October 18, 2002
When our baby arrived, I promised myself
that there were a few annoying things I would never do as a parent.
Of course I've been forced to eat my words and now find myself doing
most of them.
High on the list is eating the baby's food.
I don't know how many parents I have seen casually start finishing
the food their children left on their plates. It's one thing if your
children eat at Morton's and are leaving behind the thirty-two ounce
steak - but it's another if it's a medley of mushed bananas and
peas.
This is so far the only promise I've been
able to keep. It helps that nothing he puts in his mouth has been
remotely appealing to me. We must have the only baby who gags on
applesauce, but would quite happily eat a section of the newspaper
if you let him.
Another promise I made involves smelling the
baby - and I don't mean to enjoy that "new baby smell". I
have friends who routinely hoist the baby up and take a good whiff
as a shortcut to deciding whether little Nubbins is in desperate
need of changing. Frankly, I've never thought the whole smelling
test does much for the dignity of either the parent or the baby.

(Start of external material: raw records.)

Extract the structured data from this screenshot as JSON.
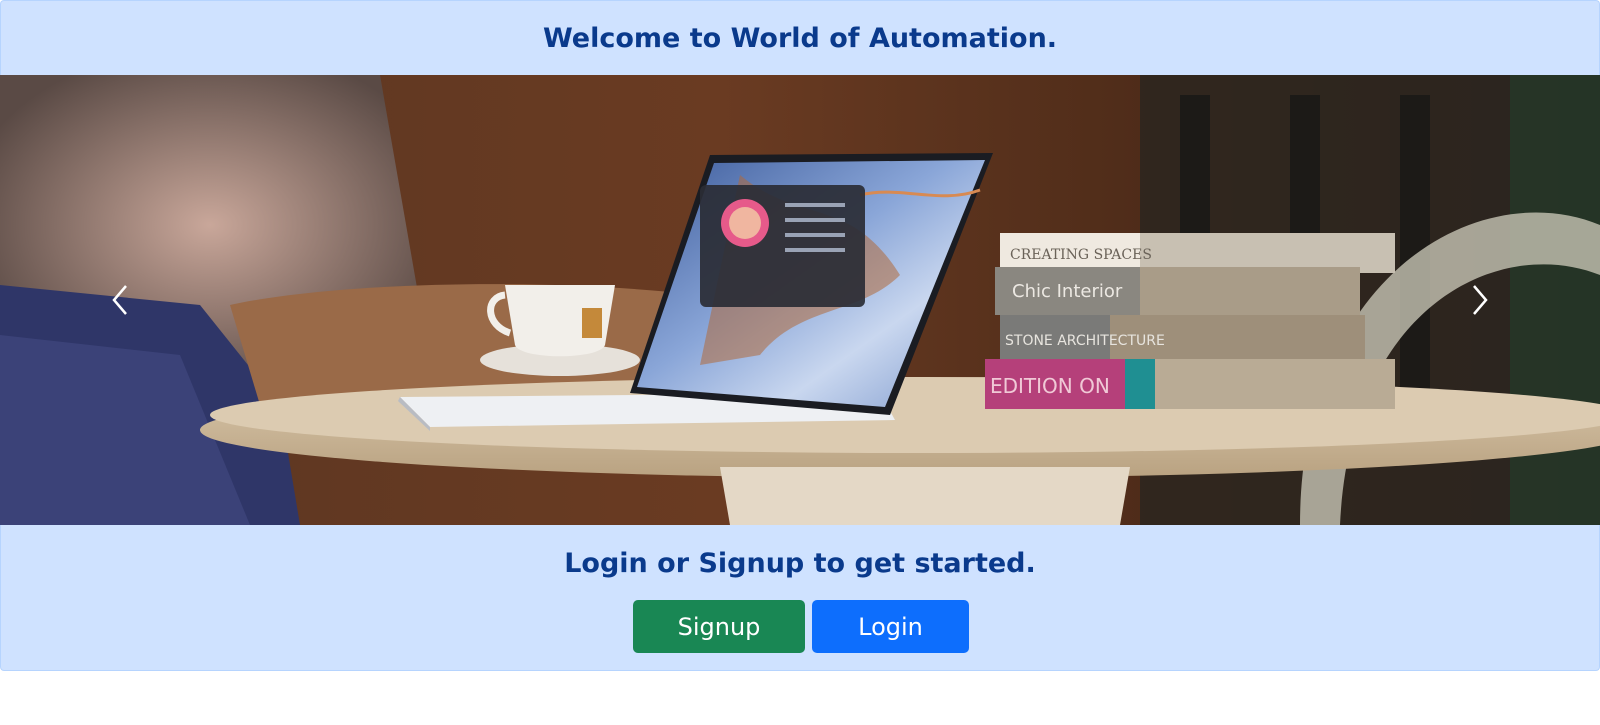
{
  "header": {
    "title": "Welcome to World of Automation."
  },
  "carousel": {
    "slide_alt": "laptop on coffee table",
    "prev_icon": "chevron-left-icon",
    "next_icon": "chevron-right-icon",
    "book_titles": [
      "CREATING SPACES",
      "Chic Interior",
      "STONE ARCHITECTURE",
      "EDITION ON"
    ]
  },
  "cta": {
    "heading": "Login or Signup to get started.",
    "signup_label": "Signup",
    "login_label": "Login"
  },
  "colors": {
    "banner_bg": "#cfe2ff",
    "heading_text": "#0a3a8c",
    "signup": "#198754",
    "login": "#0d6efd"
  }
}
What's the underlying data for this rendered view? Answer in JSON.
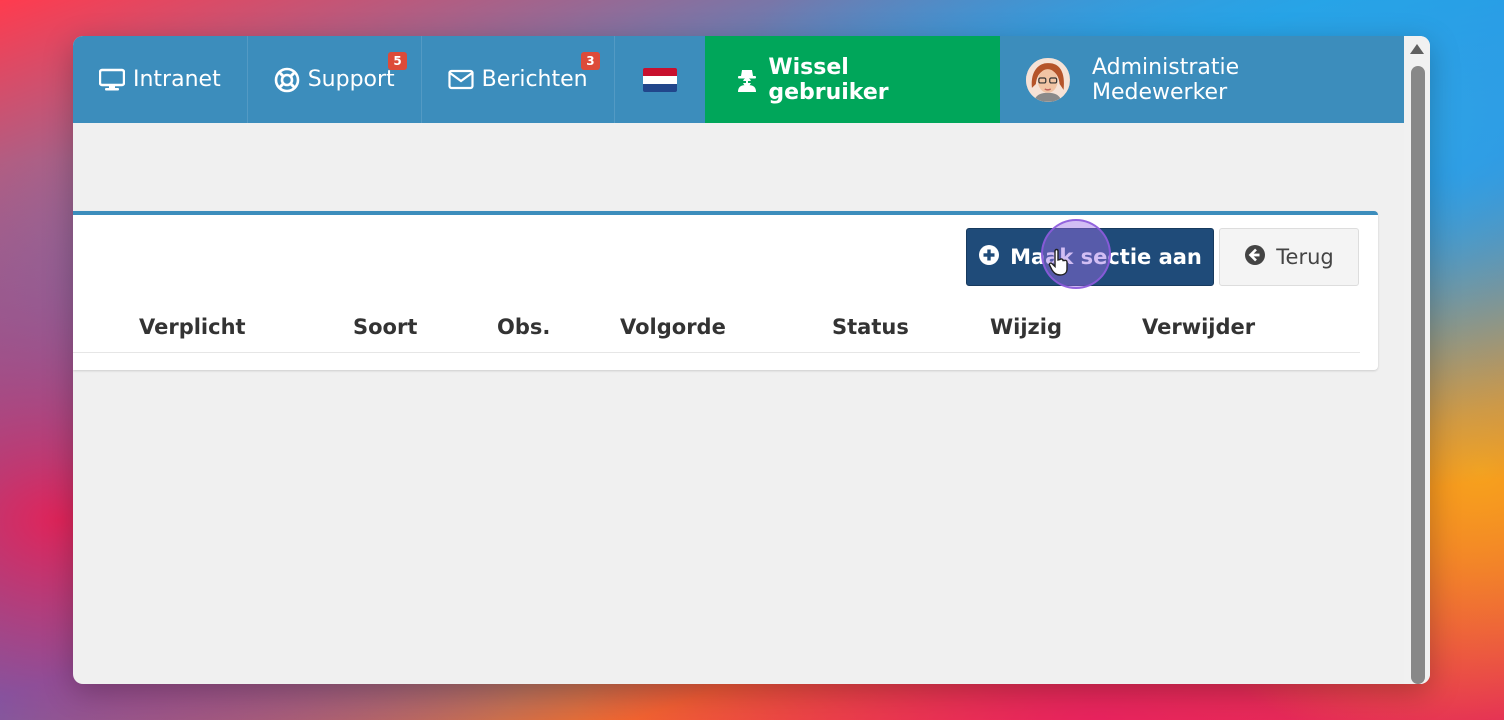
{
  "navbar": {
    "intranet_label": "Intranet",
    "support_label": "Support",
    "support_badge": "5",
    "messages_label": "Berichten",
    "messages_badge": "3",
    "switch_user_label": "Wissel gebruiker",
    "user_name": "Administratie Medewerker"
  },
  "toolbar": {
    "create_section_label": "Maak sectie aan",
    "back_label": "Terug"
  },
  "table": {
    "columns": [
      "Verplicht",
      "Soort",
      "Obs.",
      "Volgorde",
      "Status",
      "Wijzig",
      "Verwijder"
    ]
  },
  "colors": {
    "navbar": "#3c8dbc",
    "switch_user": "#00a65a",
    "primary_button": "#1f4b79",
    "badge": "#dd4b39"
  },
  "icons": {
    "intranet": "monitor-icon",
    "support": "lifebuoy-icon",
    "messages": "envelope-icon",
    "language": "flag-nl-icon",
    "switch_user": "user-secret-icon",
    "create": "plus-circle-icon",
    "back": "arrow-circle-left-icon"
  }
}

Although I'm cursed with bad sinuses and a
nose that couldn't smell a rose if my mattress was stuffed with
them, for some unfortunate reason I can tell from forty yards if the
baby needs changing. Given the challenges to maintaining my own
personal hygiene with an eight month old in the house, I have to
admit that I have resorted to the occasional quick smell to confirm
that it is him and not me.
Finally, I also promised that when I became
a parent I wouldn't do what everyone does - make people talk to the
baby on the phone. Don't get me wrong - I'm a proud parent and
believe my son will eventually be Rhodes Scholar material, but at
eight months even I have to admit his vocabulary is a little
limited. In truth it consists primarily of burps, gurgles, screams
and the occasional giggle. That might get you through Question
Period in the House of Commons, but it hardly makes for a riveting
telephone conversation.
My own promise never to put a non-speaking
baby on the phone is the result of countless occasions when I've
been forced to sit on the other end of the phone (usually paying
long distance) while friends and relatives put their own
uncommunicative children on the line. After being handed over to the
pre-schooler, the phone conversation usually goes like this:
"Hi, it's your uncle Stephen."
"Elmo."
"Are you watching Elmo?"
"Elmo."
"Do you like Elmo?"
"Elmo."
"Could you put your daddy back on? This
is costing a fortune."
"Elmo."
And so on for about twenty minutes. You can
only have an intelligent discussion about Elmo for so long with a
two year old.
These one-sided phone calls led me to swear
I would never inflict such treatment on anyone else. But sure
enough, last weekend I was talking to my mother on the phone and
heard myself say: "Hold on, the baby wants to say hi." I
had become my own worst nightmare.
From now on I promise not to put the baby on
the phone - unless it happens to be a call from a telemarketer.